What is an unauthorised encampment?

An unauthorised encampment is where any person camps in caravans, vans, trailers or any other moveable accommodation on land that they do not own, and where they do not have permission to reside.

Does the Council or Police have a duty to move travellers when they are camped without the landowner’s permission?

No. For encampments on privately owned land the local Council will expect the landowners to decide on the appropriate action, including seeking an eviction order from the County Court if appropriate. The Council will not normally act for private landowners under these circumstances.

What about trespass?

The duty of the Police is to preserve the peace and prevent crime. Trespass on land itself is not a crime – it is a civil matter. Prevention of trespass is the responsibility of the landowner.

Where people are camped without the landowner’s permission, when can the Police move them on?

The Police may activate their powers under section 61 of the Criminal Justice and Public Order Act 1994 to require gypsies/travellers to leave.

The Police are able to activate these powers where they are satisfied that two or more people are trespassing on the land, and the landowner has taken reasonable steps to make them leave (and they have failed to do so). In addition, one of the following also has to apply:

  • damage has been caused to the land or property, or
  • threatening / abusive / insulting behaviour has been used against the occupier, his family or agent, or
  • the trespassers have six or more vehicles.

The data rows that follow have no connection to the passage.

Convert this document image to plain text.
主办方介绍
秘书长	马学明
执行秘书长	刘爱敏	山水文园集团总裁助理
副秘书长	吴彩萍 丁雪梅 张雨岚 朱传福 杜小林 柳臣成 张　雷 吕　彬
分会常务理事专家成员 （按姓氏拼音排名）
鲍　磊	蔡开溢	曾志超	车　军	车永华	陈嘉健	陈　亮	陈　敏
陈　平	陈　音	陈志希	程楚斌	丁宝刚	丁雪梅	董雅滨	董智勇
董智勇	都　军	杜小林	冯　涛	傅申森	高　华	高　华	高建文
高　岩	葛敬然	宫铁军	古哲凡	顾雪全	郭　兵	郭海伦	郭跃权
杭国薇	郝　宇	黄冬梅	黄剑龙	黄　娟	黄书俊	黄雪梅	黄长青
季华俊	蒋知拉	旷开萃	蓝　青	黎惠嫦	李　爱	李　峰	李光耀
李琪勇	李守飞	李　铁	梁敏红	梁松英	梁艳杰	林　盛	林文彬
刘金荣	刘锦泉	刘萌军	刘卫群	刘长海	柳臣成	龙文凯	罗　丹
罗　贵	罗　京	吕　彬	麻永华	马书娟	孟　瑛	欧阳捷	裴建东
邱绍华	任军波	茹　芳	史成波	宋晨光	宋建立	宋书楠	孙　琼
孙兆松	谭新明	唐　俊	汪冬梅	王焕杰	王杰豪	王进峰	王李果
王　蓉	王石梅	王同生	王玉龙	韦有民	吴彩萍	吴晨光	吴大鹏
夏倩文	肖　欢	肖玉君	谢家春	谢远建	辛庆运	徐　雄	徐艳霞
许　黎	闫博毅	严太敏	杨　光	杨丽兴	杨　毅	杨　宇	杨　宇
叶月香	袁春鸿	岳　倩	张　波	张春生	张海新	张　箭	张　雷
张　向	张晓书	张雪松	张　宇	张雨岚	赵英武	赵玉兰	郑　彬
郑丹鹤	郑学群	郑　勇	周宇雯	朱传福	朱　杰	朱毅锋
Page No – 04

Where people are camped without the landowner’s permission, when can the Council move them on?

If gypsies/travellers occupy council land, the local Council can recover possession of their land by either seeking a County Court Order, or by using powers in the Criminal Justice and Public Order Act 1994 to direct the occupants to leave. If they are on private land, it is usually the landowner’s responsibility.

Can the Council remove gypsies/travellers from Council owned land immediately?

No, the local Council must:

  • Visit the site and carry out a preliminary welfare assessment.
  • Advise relevant partner agencies of the encampment. Where necessary a copy of the welfare assessment will be sent to the relevant welfare agencies (E.G. Primary Care Trust, Adult Care Services, and Housing Teams where the Gypsies/Travellers have requested re-housing) so that they can determine what services may need to be provided.
  • Establish the ownership of the land.

The local Council’s action will depend on an assessment of the information gathered and in all cases the Council’s response must be reasonable and proportionate.

When eviction is to be undertaken, how long will it take for the gypsies/travellers to be removed?

This will depend upon the circumstances of each individual case. The local Council will need to take into account, the issues outlined above.

What can I do if unauthorised encampments occur on my land?

The local Council will not usually take action to evict where there is an unauthorised encampment on privately owned land. Council’s will notify the owner of the land and provide information on how to effectively manage unauthorised encampments and the powers available to landowners to recover possession of their land.

Where the owner does not take action to recover the land the Council may consider planning enforcement powers against the landowner. Where the encampment is giving rise to serious disruption or a nuisance, a Council will usually discuss possible solutions with the local Police.